Another patient will no longer let me look in his mouth. He’s a very nice, well behaved Golden Retriever that became mouth shy immediately after having his teeth de-tartared (poorly) and receiving multiple lacerations to his gums from the instruments. He snaps if the owner tries to brush his teeth or pull his lips back. Obviously this doesn’t bode well for future preventive maintenance of his teeth.
Groomers seldom ask owners about health risks, because they often don’t know that physical restraint can kill pets with certain conditions. Two years ago a patient of mine, who was being treated for heart disease, went into congestive heart failure during tartar scraping and died that night. The person doing the cleaning was a dental hygienist who decided to branch out into the animal world and impressed everyone with her credentials. Unfortunately she didn’t understand basic medicine and didn’t refuse to perform this procedure in a risky dog.

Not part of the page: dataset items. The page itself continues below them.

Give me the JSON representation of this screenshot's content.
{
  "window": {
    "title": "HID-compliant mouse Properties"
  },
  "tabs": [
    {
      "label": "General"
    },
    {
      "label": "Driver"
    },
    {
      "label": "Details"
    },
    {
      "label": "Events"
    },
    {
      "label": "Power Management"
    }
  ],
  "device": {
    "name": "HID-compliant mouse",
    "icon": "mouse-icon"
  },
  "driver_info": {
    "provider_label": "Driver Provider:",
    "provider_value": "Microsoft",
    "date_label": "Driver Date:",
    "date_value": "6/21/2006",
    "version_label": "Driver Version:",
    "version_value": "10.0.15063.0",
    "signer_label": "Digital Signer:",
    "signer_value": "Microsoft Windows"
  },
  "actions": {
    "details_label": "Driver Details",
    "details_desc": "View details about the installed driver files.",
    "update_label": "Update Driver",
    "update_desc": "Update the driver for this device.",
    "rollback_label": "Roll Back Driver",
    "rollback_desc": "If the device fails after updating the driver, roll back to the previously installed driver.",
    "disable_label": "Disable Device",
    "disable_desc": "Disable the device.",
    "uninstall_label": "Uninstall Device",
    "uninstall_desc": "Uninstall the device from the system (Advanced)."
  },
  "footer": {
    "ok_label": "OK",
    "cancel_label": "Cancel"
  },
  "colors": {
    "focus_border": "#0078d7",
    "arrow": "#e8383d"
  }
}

And then there are the innumerable patients whose owners deny them proper and timely dental care because “he just has his teeth cleaned at the groomer”. This leaves them with ongoing disease and discomfort and worsening oral infection because the owners have the mistaken impression that the mouth has been “fixed”.
In short, I find anesthetic-free dental cleaning to be somewhere between highly uncomfortable for the pet and downright inhumane, fraught with the potential for direct physical and emotional harm, fraudulent as far as the benefits touted from removing tartar, and harmful in that it delays definitive treatment of disease. It is performed by people who probably mean well but want your money. “If they really cared about animals” they’d decline to perform these purely cosmetic procedures and refer you to a veterinarian for proper evaluation.